Marcin Jakubowski is the founder of Open Source Ecology, an open collaborative of engineers, producers, and builders developing the Global Village Construction Set (GVCS). The GVCS is a set of 50 most important machines that it takes for modern life to exist – everything from a tractor, to an oven, to a circuit maker. Marcin and his team are producing open source blueprints so that anyone can build and maintain machines at a fraction of what it costs today. His goal is to create a life size LEGO set of powerful, self-replicating production tools – that can decentralized production – to build modern prosperity in local economies. He imagines the raw power this gives to people – to tap autonomy, mastery, and purpose – towards rebuilding their communities and solving wicked problems. Marcin believes that true freedom – the most essential type of freedom – starts with peoples’ individual ability to use natural resources to free themselves from material constraints – to unleash human potential.

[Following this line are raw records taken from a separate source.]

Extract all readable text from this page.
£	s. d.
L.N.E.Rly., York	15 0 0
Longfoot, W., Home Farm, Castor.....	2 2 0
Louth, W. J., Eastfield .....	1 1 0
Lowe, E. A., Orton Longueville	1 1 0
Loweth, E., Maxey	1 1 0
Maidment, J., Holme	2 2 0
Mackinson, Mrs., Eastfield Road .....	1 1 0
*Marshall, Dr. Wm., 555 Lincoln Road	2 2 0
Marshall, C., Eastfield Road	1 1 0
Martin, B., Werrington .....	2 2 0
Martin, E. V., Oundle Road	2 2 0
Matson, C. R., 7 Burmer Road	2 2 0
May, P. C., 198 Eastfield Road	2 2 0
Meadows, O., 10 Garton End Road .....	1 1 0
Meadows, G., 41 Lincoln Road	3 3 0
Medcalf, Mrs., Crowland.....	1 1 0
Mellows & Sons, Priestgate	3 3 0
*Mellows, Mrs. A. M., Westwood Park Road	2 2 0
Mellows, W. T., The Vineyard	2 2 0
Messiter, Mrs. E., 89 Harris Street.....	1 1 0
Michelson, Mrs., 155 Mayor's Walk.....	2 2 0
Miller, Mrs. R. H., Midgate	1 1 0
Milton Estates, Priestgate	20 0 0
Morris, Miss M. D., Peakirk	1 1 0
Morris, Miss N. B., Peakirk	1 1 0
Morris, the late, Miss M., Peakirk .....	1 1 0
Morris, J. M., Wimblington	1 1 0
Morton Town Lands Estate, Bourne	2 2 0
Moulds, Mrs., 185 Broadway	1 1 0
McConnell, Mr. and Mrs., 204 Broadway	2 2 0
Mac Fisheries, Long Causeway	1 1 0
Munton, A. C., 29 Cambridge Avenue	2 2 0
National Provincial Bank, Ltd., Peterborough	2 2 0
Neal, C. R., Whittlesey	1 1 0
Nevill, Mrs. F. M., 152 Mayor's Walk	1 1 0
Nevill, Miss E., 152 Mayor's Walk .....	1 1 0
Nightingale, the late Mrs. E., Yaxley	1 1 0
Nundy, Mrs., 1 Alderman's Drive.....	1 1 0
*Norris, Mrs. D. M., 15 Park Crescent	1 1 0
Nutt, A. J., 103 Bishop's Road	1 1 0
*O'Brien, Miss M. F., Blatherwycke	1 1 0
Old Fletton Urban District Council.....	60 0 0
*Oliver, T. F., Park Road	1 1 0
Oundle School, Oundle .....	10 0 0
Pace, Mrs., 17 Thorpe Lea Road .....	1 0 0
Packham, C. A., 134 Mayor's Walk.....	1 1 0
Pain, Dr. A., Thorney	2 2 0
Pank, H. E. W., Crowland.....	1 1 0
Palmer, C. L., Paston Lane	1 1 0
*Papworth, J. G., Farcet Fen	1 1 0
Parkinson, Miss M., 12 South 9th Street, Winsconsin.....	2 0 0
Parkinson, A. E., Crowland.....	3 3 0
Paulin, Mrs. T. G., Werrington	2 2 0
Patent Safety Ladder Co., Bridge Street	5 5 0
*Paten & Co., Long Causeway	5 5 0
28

He founded Open Source Ecology in 2003 in order to make closed-loop manufacturing a reality. The mission of Open Source Ecology is to create a collaborative economic platform that optimizes development, production, and distribution – via open source collaboration – to accelerate innovation to unprecedented levels. These ideas are being tested at the Factor e Farm (e as in the mathematical constant) in rural Missouri.
Marcin was recognized on the Enrich List, has been called an Innovation Stuntman, a Disruptive Hero, and gained the distinctions of a 2012 TED Senior Fellow, a 2013 Shuttleworth Foundation Fellow, and a 2013 White House Champion of Change. The Global Village Construction Set was recognized in Time Magazine’s Best Inventions of 2012.
He came to the U.S. from Poland as a child. He graduated with honors from Princeton University and earned his Ph.D. in fusion physics from the University of Wisconsin. After receiving formal education, he found himself useless in solving wicked problems, and started a farm in rural Missouri – which was to become the birthplace of the GVCS.